Sore itu, Kamis, 8 Mei 2025, langit di atas Medan Labuhan menggantung kelabu. Jalan Ileng, Gang Mangga, seperti biasa tak banyak bicara. Tapi di balik tenangnya lorong-lorong itu, nyala bahaya terus berdenyut. Tepat pukul 16.00 WIB, tim dari Unit 3 Subdit II Ditresnarkoba Polda Sumut membekuk seorang pemuda berinisial MFR, 29 tahun, di sebuah rumah sempit di ujung gang.
MFR tidak membawa senjata tajam, tidak sedang menyiapkan aksi tawuran, tapi di dalam saku dan dompet kecilnya ada dua belas paket sabu seberat 11,2 gram. Zat bening mematikan yang dalam diamnya mampu membakar banyak hal—termasuk akal sehat dan masa depan.
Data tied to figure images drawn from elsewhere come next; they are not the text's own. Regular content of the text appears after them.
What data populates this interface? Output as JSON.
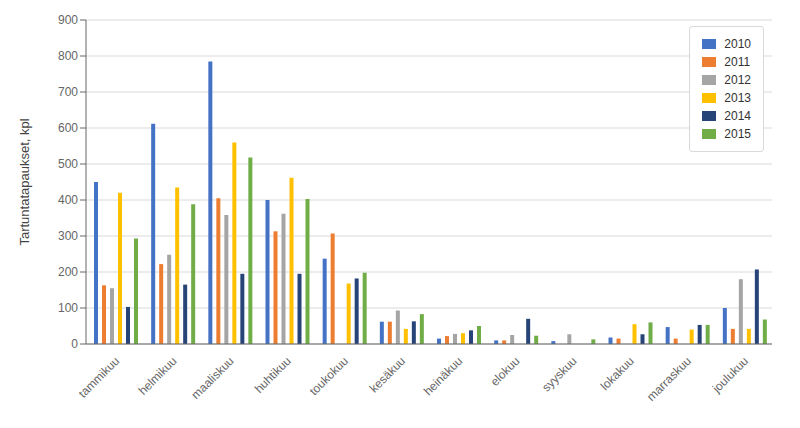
{
  "chart_data": {
    "type": "bar",
    "categories": [
      "tammikuu",
      "helmikuu",
      "maaliskuu",
      "huhtikuu",
      "toukokuu",
      "kesäkuu",
      "heinäkuu",
      "elokuu",
      "syyskuu",
      "lokakuu",
      "marraskuu",
      "joulukuu"
    ],
    "series": [
      {
        "name": "2010",
        "color": "#4472C4",
        "values": [
          450,
          612,
          785,
          400,
          237,
          62,
          15,
          10,
          8,
          18,
          47,
          100
        ]
      },
      {
        "name": "2011",
        "color": "#ED7D31",
        "values": [
          163,
          222,
          405,
          313,
          307,
          62,
          22,
          10,
          0,
          15,
          15,
          42
        ]
      },
      {
        "name": "2012",
        "color": "#A5A5A5",
        "values": [
          155,
          248,
          358,
          362,
          0,
          93,
          28,
          25,
          27,
          0,
          0,
          180
        ]
      },
      {
        "name": "2013",
        "color": "#FFC000",
        "values": [
          420,
          435,
          560,
          462,
          168,
          42,
          30,
          0,
          0,
          55,
          40,
          42
        ]
      },
      {
        "name": "2014",
        "color": "#264478",
        "values": [
          103,
          165,
          195,
          195,
          182,
          63,
          38,
          70,
          0,
          27,
          53,
          207
        ]
      },
      {
        "name": "2015",
        "color": "#70AD47",
        "values": [
          293,
          388,
          518,
          403,
          198,
          83,
          50,
          23,
          13,
          60,
          53,
          68
        ]
      }
    ],
    "ylabel": "Tartuntatapaukset, kpl",
    "ylim": [
      0,
      900
    ],
    "yticks": [
      0,
      100,
      200,
      300,
      400,
      500,
      600,
      700,
      800,
      900
    ],
    "grid": true,
    "legend": "upper right"
  }
}
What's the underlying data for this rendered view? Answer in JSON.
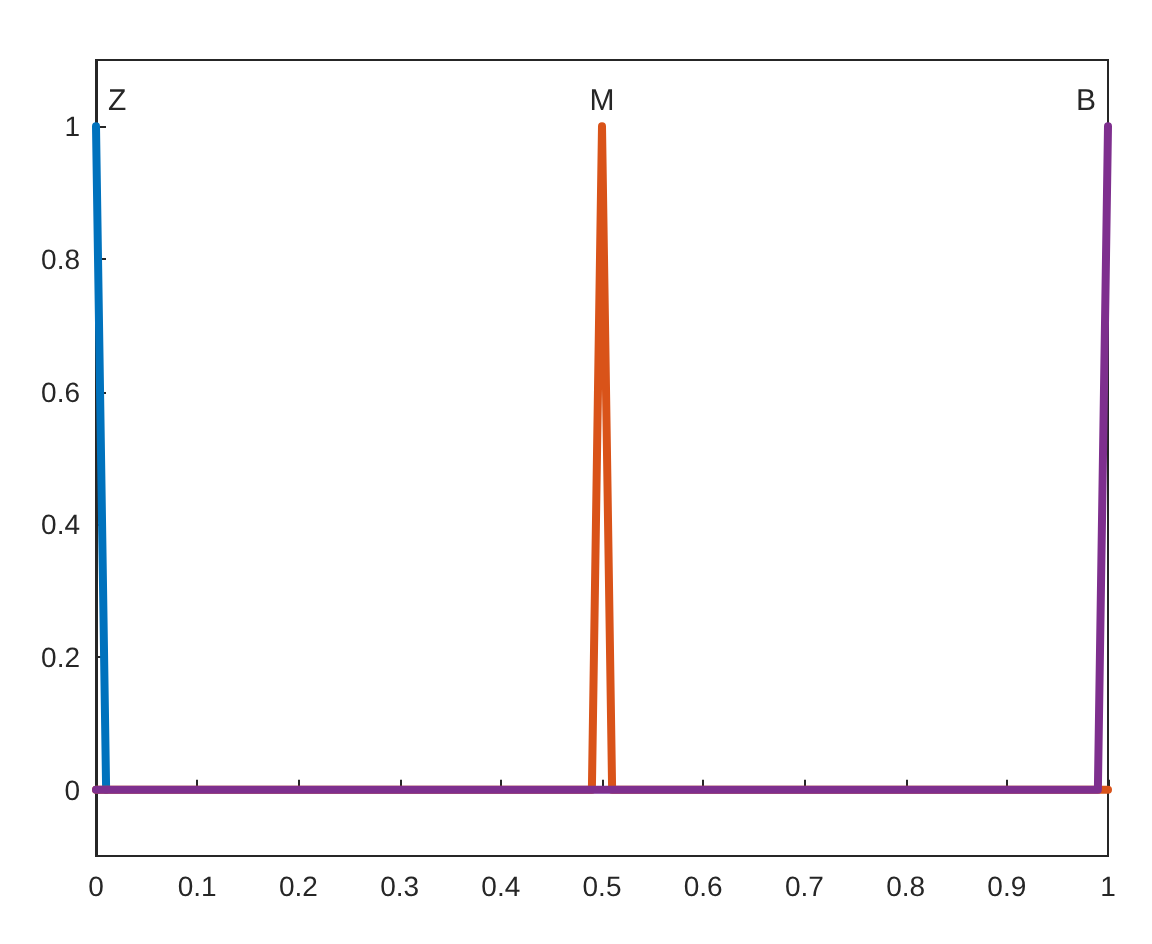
{
  "chart_data": {
    "type": "line",
    "xlim": [
      0,
      1
    ],
    "xticks": [
      0,
      0.1,
      0.2,
      0.3,
      0.4,
      0.5,
      0.6,
      0.7,
      0.8,
      0.9,
      1
    ],
    "ylim": [
      -0.1,
      1.1
    ],
    "yticks": [
      0,
      0.2,
      0.4,
      0.6,
      0.8,
      1
    ],
    "grid": false,
    "legend": false,
    "marker": "none",
    "line_style": "solid",
    "series": [
      {
        "name": "Z",
        "color": "#0072bd",
        "x": [
          0,
          0.01
        ],
        "values": [
          1,
          0
        ]
      },
      {
        "name": "M",
        "color": "#d95319",
        "x": [
          0,
          0.49,
          0.5,
          0.51,
          1
        ],
        "values": [
          0,
          0,
          1,
          0,
          0
        ]
      },
      {
        "name": "B",
        "color": "#7e2f8e",
        "x": [
          0,
          0.99,
          1
        ],
        "values": [
          0,
          0,
          1
        ]
      }
    ]
  }
}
Di hadapan petugas, MFR mengaku hanya kaki tangan. Sabu itu, katanya, berasal dari seseorang berinisial S—masih dalam penyelidikan. Dari setiap gram, ia mendapat upah seratus ribu rupiah. Uang cepat untuk hidup sempit. Tapi dari kristal itulah banyak kekerasan bermula. Tawuran, yang dulu soal ego dan wilayah, kini lebih sering dipicu oleh ilusi dan paranoia akibat pengaruh narkoba.
Di gang-gang seperti ini, sabu tak hanya dijual. Ia disedot malam-malam, lalu meletupkan emosi yang tak terkendali. Anak-anak muda berubah jadi pejuang jalanan, bukan karena dendam, tapi karena pikirannya telah disulap jadi padang tempur. Mereka membawa batu, besi, bahkan parang. Tawuran pun terjadi, bukan karena alasan, tapi karena kehilangan akal.
Direktur Reserse Narkoba Polda Sumut, Kombes Pol Dr. Jean Calvijn Simanjuntak, S.I.K., M.H., menyebut bahwa pengungkapan seperti ini adalah bagian dari ikhtiar lebih besar: memutus rantai narkoba dan kekerasan. Sebab sabu bukan cuma soal hukum, tapi soal kemanusiaan yang terkoyak.
Kini MFR diamankan, barang bukti telah dikirim ke laboratorium forensik. Tapi lorong-lorong gelap tetap menyimpan potensi meledak. Karena di balik tiap tawuran yang viral, bisa jadi ada kristal sabu yang sebelumnya dibakar diam-diam.